Salonika


 

Main city and port on the northeastern mainland of Greece, located in the Macedonia region. In April 1941, the Germans invaded Greece. On April 9 they conquered Salonika at which time, there were 50,000 Jews living in the city. Within a week; the Nazis arrested the Jewish community leaders, confiscated Jewish apartments, shut down Jewish newspapers and took over the Jewish hospital for the use of German troops. During April and May, Einsatzstab Rosenberg - an organization established for the systematic plunder of the art and cultural objects belonging to Jews in Europe - methodically looted the Jewish libraries and cultural treasures of Salonika. Most of the pillaged items were sent to Frankfurt, where the Nazis were setting up a Jewish research library.

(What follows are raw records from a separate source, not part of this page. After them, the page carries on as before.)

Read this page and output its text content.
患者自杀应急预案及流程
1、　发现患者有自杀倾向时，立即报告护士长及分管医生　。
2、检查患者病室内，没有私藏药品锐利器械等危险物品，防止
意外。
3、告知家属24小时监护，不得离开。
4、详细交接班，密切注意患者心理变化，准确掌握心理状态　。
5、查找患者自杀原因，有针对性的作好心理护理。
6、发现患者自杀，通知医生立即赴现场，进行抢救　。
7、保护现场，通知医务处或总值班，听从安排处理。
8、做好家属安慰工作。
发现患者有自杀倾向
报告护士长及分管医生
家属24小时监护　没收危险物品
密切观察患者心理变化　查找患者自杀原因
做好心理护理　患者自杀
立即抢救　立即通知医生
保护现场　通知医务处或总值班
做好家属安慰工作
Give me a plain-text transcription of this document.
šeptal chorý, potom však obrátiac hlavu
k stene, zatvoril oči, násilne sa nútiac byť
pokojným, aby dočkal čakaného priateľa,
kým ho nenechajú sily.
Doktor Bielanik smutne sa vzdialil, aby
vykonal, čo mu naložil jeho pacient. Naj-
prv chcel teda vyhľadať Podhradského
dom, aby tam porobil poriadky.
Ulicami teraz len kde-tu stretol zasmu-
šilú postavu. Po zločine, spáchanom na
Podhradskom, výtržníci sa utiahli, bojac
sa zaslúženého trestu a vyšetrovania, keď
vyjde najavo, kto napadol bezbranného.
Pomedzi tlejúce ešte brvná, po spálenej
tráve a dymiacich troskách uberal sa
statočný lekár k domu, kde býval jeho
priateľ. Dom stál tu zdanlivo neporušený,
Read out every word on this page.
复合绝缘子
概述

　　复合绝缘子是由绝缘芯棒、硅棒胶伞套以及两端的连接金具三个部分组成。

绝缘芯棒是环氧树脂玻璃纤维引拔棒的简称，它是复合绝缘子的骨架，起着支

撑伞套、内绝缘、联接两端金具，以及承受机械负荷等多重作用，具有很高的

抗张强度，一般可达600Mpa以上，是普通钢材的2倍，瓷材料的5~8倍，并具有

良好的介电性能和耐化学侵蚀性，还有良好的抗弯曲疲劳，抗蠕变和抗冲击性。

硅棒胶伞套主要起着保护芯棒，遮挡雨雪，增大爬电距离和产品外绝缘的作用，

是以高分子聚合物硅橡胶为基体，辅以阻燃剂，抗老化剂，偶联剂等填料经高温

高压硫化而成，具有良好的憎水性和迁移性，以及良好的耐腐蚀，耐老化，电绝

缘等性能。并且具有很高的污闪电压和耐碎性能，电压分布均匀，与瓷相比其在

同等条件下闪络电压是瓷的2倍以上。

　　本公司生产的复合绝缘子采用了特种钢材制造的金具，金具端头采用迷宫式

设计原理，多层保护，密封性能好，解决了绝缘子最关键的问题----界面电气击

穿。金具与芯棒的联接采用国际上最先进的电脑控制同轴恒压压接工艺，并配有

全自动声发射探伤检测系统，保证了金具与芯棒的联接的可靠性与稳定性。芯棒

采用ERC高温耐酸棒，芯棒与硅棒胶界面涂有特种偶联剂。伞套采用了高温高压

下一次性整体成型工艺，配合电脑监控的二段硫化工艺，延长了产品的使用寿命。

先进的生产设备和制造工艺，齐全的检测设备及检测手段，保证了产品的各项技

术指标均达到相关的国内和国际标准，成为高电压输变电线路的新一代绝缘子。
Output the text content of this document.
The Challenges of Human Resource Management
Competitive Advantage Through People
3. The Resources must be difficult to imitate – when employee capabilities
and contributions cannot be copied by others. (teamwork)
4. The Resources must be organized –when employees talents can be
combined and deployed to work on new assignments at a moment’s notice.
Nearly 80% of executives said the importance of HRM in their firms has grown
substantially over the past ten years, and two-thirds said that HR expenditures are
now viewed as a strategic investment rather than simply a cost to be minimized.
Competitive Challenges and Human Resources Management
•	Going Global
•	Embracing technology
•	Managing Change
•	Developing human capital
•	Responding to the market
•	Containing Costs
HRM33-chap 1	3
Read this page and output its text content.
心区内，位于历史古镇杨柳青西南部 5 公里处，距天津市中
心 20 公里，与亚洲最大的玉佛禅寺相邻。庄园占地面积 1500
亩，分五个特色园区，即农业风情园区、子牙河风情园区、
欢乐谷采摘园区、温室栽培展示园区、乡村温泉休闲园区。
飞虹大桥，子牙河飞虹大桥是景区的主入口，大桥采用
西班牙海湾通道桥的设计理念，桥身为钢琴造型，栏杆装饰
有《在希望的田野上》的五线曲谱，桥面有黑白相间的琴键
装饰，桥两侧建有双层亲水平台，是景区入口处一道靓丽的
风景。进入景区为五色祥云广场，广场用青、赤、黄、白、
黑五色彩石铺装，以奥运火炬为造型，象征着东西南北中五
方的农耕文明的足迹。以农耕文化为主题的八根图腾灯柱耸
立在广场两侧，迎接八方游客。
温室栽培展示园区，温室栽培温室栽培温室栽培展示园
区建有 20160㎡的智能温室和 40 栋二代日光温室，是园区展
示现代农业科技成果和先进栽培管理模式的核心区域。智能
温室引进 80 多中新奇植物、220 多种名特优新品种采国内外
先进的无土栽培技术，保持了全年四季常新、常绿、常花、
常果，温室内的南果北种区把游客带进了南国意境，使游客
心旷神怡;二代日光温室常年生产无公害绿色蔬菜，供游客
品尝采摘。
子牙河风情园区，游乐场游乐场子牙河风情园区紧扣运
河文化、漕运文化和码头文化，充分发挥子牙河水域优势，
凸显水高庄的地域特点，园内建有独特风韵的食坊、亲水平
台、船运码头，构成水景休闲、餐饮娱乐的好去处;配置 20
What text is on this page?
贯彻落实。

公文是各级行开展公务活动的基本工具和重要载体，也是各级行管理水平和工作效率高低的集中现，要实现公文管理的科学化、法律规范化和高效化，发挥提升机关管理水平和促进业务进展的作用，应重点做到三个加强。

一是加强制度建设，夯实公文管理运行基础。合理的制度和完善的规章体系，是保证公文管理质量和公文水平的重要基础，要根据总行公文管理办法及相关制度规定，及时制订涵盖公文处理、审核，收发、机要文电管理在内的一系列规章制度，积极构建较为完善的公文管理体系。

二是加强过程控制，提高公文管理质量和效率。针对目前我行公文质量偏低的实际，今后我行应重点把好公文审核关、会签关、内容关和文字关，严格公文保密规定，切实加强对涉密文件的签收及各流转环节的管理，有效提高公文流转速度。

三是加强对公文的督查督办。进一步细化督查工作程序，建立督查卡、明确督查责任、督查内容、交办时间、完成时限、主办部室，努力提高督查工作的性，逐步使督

Over the next 14 months, the Nazis did not call for any specific anti-Jewish measures. However, the winter of 1941-1942 was extremely harsh, and the Jewish community of Salonika was threatened with starvation. Over 600 Jews died of cold and disease. In addition, the Jews of Salonika were not prepared for what was to come next.
On July 11, 1942, 9,000 Jewish males from the ages of 18-45 were forcibly assembled at Liberty Square (Plateia Eleftheria), the city's central square. About 2,000 were sent to do forced labor for the German army. By October, 250 had died. The rest of the men were brought back home in exchange for a ransom handed over to Dr. Maximilian Merton, the advisor to the German military administration in Macedonia. The Jewish communities of Salonika and Athens paid some of the ransom; the remaining funds came from the transfer of the Jewish cemetery in Salonika to the city's municipality, who used the stones of the 500-year-old cemetery for building materials. Eventually, a university was built over the cemetery's ruins.
In December 1942, a Judenrat was established. Dr. Zvi Koretz, the Chief Rabbi of Salonika, was named Judenrat president---he represented his community in negotiations with Dieter Wisliceny and Alois Brunner, the ss officers sent by Adolf Eichmann in February 1943, to supervise the deportation of Salonika's Jews. Scholars have debated Koretz's actions as Judenrat chairman, expressing contradictory views.
Beginning on February 8, 1943, Merton published several decrees placing the Nuremberg laws into effect. Jews were forced into a ghetto in the city's Baron Hirsch quarter, located near the railway station, in preparation for convenient deportation. About 20 transports, carrying 43,850 Salonikan Jews, arrived in Auschwitz-Birkenau between March 20 and August 18, 1943. Most of the new arrivals were immediately gassed. Of the 1,200 who survived the initial selections, most died later. Some of the women were used as subjects for pseudo-scientific sterilization experiments (see also Selektion and Medical Experiments). Rabbi Koretz, the Judenrat, and the Jewish police were taken to Bergen-Belsen in August.
Some Salonikan Jews were spared: those who held Spanish, Italian, Turkish, or other passports, 367 Jews who were given Spanish citizenship - reaching Spain via Bergen-Belsen and those few hundred Jews helped by the Italian government to escape to Italian-occupied territory or given Italian citizenship - causing conflict between the Italians and their German allies. In addition, some Salonikan Jews managed to reach Palestine with the help of Partisans.
Hundreds of Salonikan Jews survived the extermination and labor camps. After the war, many returned to the city, along with those who had hid in the mountains and those who had joined the partisans. In 1945, there were 1,950 Jews in Salonika. Many, attacked as "Communists" during the ensuing Greek civil war, immigrated to Israel, the United States, and South America.